Today, thanks to the initiative of the families who have protected the manuscripts from harm for generations and the capabilities of technology, more than 40,000 of those pages are digitally available for the first time for the world to explore on Google Arts & Culture. With this comes the hope that this legacy can be preserved and its potential harnessed to promote peace and cultural understanding.
The heroes who kept the manuscripts safe
The history of the manuscripts is known worldwide, in part thanks to their heroic preservation story. The collection, which was not held by a museum or institution but by individual families willing to safeguard their cultural heritage, was in danger when extremists seized Mali in 2012, destroying heritage sites and burning the manuscripts they came across in their wake. But the people of Timbuktu did not let their written heritage be crushed underfoot. By jeep, car and canoe, they smuggled as many manuscripts as they could out of the occupied city to safety, though sadly not all of the pages were able to be rescued.
Technology that creates new access
Now held at the headquarters of cultural preservation organization SAVAMA-DCI, their legacy can live on through continued study of the texts and maintenance of the delicate ancient pages. The digitized collection and experiment, visualizing a large manuscript archive available on Google Arts & Culture, opens a completely new door to understanding the past and the cultural significance of the archives. The documents that represent a Renaissance in African history – previously thought to be spoken but never written – are now accessible to the public and modern scholars around the world.
Though the manuscript collection became better known on the world stage after it was rescued during Mali’s 2012 extremist occupation, the texts’ legacy stretches far beyond the twenty-first century, containing a wealth of knowledge which filtered down through the scholars of Timbuktu, a key seat of Islamic-world studies, across nine centuries.

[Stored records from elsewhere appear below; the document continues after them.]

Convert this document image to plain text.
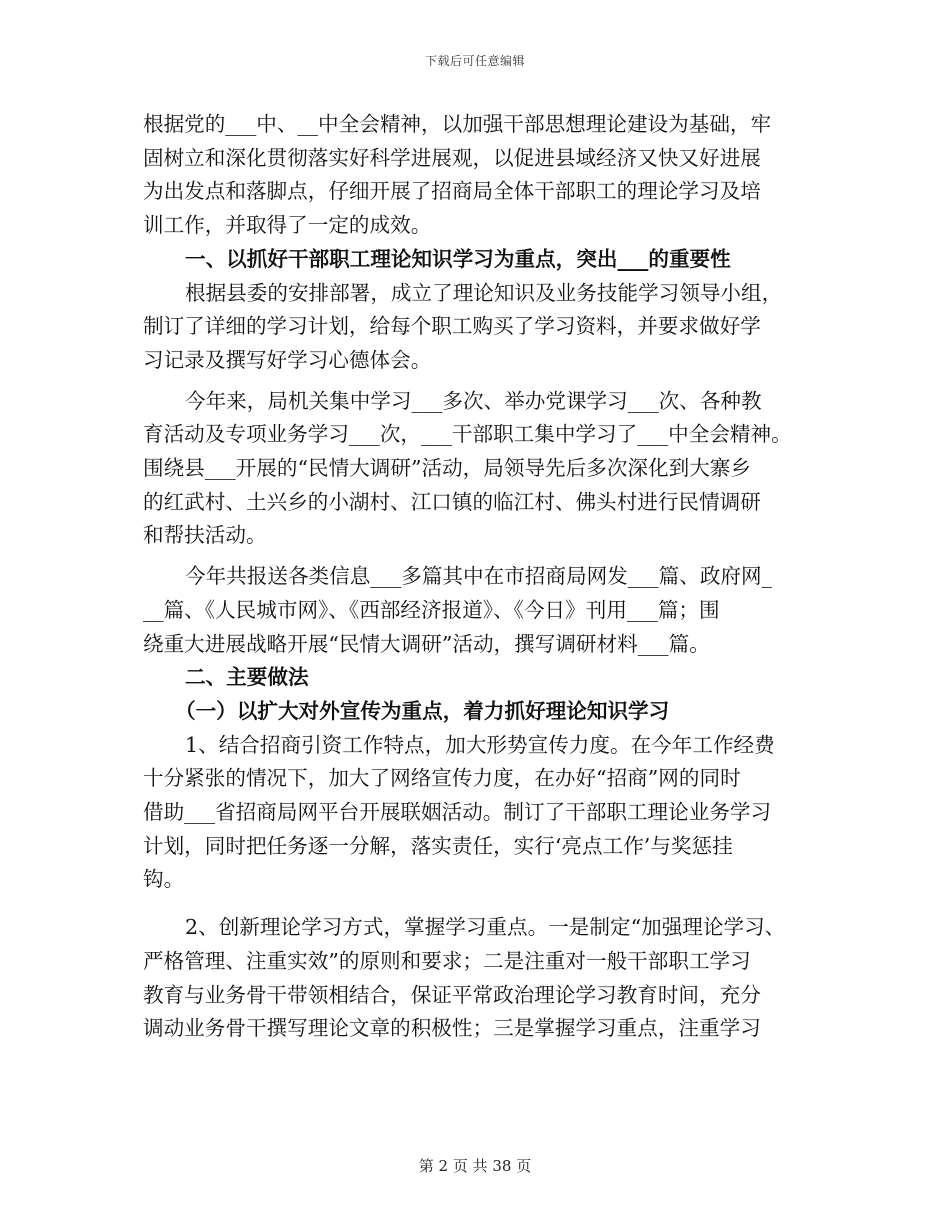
下载后可任意编辑

根据党的___中、__中全会精神，以加强干部思想理论建设为基础，牢

固树立和深化贯彻落实好科学进展观，以促进县域经济又快又好进展

为出发点和落脚点，仔细开展了招商局全体干部职工的理论学习及培

训工作，并取得了一定的成效。

一、以抓好干部职工理论知识学习为重点，突出___的重要性

根据县委的安排部署，成立了理论知识及业务技能学习领导小组，

制订了详细的学习计划，给每个职工购买了学习资料，并要求做好学

习记录及撰写好学习心德体会。

今年来，局机关集中学习___多次、举办党课学习___次、各种教

育活动及专项业务学习___次，___干部职工集中学习了___中全会精神。

围绕县___开展的“民情大调研”活动，局领导先后多次深化到大寨乡

的红武村、土兴乡的小湖村、江口镇的临江村、佛头村进行民情调研

和帮扶活动。

今年共报送各类信息___多篇其中在市招商局网发___篇、政府网_

__篇、《人民城市网》、《西部经济报道》、《今日》刊用___篇；围

绕重大进展战略开展“民情大调研”活动，撰写调研材料___篇。

二、主要做法

（一）以扩大对外宣传为重点，着力抓好理论知识学习

1、结合招商引资工作特点，加大形势宣传力度。在今年工作经费

十分紧张的情况下，加大了网络宣传力度，在办好“招商”网的同时

借助___省招商局网平台开展联姻活动。制订了干部职工理论业务学习

计划，同时把任务逐一分解，落实责任，实行‘亮点工作’与奖惩挂

钩。

2、创新理论学习方式，掌握学习重点。一是制定“加强理论学习、

严格管理、注重实效”的原则和要求；二是注重对一般干部职工学习

教育与业务骨干带领相结合，保证平常政治理论学习教育时间，充分

调动业务骨干撰写理论文章的积极性；三是掌握学习重点，注重学习

第 2 页 共 38 页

While the manuscripts’ production reflects a keen skill for inscribing beautiful calligraphy styles on a range of materials — from Italian paper to fish skins — their content ranges from surprisingly contemporary topics, such as sex tips, the question of whether smoking should be banned and insight into practises of black magic, to ever-relevant teachings about peacekeeping, human rights and good governance.
In narrating stories of conflict resolution in African history between the empires and kingdoms of centuries ago, the manuscripts offer relevant points of comparison and wisdom that can be applied to periods of conflict and instability that ensue in our modern world. In this context, so too can the manuscripts play a key role in shaping African identity.
In these pages we can identify ourselves and our ancestors as the authors of histories of peace and wisdom — and so connect to our heritage through a certain recognition of ourselves within it.